Catherine mettait la table, essayant de rendre tout parfait. Aujourd’hui, c’était le trente-cinquième anniversaire de Dmitry—un cap important—et pour la première fois depuis longtemps, les deux familles allaient se retrouver. Les verres en cristal que sa mère leur avait offerts pour leur mariage occupaient la place d’honneur à côté du service en porcelaine.
« Katya, peut-être qu’on n’aurait pas dû inviter les miens ? » dit Dmitry en tirant nerveusement sur sa cravate, regardant sa femme depuis l’embrasure de la porte.
« Dima, c’est ton anniversaire. Bien sûr que ta mère et Alena doivent être là, » répondit Catherine calmement en arrangeant les couverts. « Et mes parents aussi. Nous sommes une famille ; nous devrions nous voir au moins de temps en temps. »
Dmitry grogna mais garda le silence. En sept ans de mariage, de telles réunions s’étaient toujours transformées en épreuve. Lioudmila Ivanovna, sa mère, pouvait gâcher n’importe quelle fête avec une seule remarque, et Alena, sa sœur cadette, la soutenait toujours.
Les parents de Catherine arrivèrent les premiers. Viktor Petrovitch et Elena Sergueïevna étaient un couple d’intellectuels typique. Son père enseignait l’histoire à l’université, sa mère travaillait comme bibliothécaire. Discrets, polis, ils essayaient toujours d’éviter les conflits.
« Katya, tout est magnifique, » dit Elena Sergueïevna en serrant sa fille dans ses bras. « Comme tu t’es bien débrouillée. »
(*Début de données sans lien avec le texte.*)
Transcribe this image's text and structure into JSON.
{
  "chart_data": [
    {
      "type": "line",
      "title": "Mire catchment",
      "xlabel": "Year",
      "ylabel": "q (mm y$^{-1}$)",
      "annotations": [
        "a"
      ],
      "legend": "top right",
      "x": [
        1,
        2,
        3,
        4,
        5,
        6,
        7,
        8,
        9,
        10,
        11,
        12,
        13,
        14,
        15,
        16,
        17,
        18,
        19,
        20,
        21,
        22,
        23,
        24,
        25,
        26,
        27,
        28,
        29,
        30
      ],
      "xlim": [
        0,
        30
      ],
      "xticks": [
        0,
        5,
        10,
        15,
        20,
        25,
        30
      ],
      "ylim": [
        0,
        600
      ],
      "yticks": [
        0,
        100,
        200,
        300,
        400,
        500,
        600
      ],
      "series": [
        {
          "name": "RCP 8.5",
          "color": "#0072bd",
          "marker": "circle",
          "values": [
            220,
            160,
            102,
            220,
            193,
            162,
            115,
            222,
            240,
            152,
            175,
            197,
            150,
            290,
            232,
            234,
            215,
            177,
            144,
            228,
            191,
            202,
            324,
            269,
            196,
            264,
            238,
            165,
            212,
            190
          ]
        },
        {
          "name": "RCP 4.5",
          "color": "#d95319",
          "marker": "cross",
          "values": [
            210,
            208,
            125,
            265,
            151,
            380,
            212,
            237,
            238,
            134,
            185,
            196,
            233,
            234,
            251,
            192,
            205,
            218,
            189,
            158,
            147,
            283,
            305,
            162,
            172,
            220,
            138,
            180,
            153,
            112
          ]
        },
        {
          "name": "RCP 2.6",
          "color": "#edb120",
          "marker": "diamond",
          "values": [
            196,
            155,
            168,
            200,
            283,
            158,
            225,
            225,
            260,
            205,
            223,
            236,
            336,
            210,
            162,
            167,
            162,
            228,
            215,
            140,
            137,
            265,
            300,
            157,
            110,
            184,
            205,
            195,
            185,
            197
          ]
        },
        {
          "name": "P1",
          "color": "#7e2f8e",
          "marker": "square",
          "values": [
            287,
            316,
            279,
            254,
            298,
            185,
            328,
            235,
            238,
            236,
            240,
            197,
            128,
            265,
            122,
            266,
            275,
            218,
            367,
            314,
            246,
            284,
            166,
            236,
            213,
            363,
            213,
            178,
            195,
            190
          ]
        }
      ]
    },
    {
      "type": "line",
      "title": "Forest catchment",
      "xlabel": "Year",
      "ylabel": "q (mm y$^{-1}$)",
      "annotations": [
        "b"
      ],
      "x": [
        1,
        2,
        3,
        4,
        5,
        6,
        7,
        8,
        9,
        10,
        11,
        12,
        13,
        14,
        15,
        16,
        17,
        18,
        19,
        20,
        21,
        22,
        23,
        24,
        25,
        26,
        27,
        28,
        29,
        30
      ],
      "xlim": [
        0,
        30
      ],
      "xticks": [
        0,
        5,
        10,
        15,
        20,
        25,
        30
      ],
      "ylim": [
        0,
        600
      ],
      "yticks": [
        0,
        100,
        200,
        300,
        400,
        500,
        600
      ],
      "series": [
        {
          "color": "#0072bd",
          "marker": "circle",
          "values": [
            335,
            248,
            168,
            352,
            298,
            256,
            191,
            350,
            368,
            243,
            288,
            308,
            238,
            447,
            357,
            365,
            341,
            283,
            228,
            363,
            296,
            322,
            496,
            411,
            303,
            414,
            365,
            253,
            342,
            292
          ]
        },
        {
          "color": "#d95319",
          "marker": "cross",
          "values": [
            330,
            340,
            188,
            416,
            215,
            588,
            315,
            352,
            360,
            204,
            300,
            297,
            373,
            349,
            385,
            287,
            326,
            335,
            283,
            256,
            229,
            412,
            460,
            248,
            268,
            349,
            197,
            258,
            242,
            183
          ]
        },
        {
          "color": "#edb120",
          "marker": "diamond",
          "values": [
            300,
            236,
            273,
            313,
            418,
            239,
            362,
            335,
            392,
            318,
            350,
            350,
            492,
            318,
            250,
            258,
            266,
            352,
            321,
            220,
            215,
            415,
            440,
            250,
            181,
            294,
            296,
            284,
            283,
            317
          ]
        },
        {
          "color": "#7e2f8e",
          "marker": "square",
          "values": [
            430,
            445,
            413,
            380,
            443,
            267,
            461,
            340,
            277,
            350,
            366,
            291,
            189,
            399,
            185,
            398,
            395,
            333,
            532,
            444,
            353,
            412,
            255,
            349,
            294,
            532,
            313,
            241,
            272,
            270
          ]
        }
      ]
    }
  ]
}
« Maman, l’essentiel c’est qu’il n’y ait pas d’incidents aujourd’hui, » murmura Catherine en lui rendant son étreinte.
Viktor Petrovitch serra la main de son gendre et lui offrit un cadeau—une montre coûteuse dans un étui en cuir.
« Joyeux anniversaire, Dmitry. Que le temps joue en ta faveur. »
« Merci, Viktor Petrovitch, » sourit sincèrement Dmitry. Il avait toujours eu de bonnes relations avec son beau-père.
Une demi-heure plus tard, la sonnette retentit—impérieuse et insistante. Lioudmila Ivanovna n’aimait pas attendre.
« Enfin ! » La belle-mère fit irruption dans l’appartement sans attendre que la porte soit complètement ouverte. « Dimochka, mon fils, joyeux anniversaire ! »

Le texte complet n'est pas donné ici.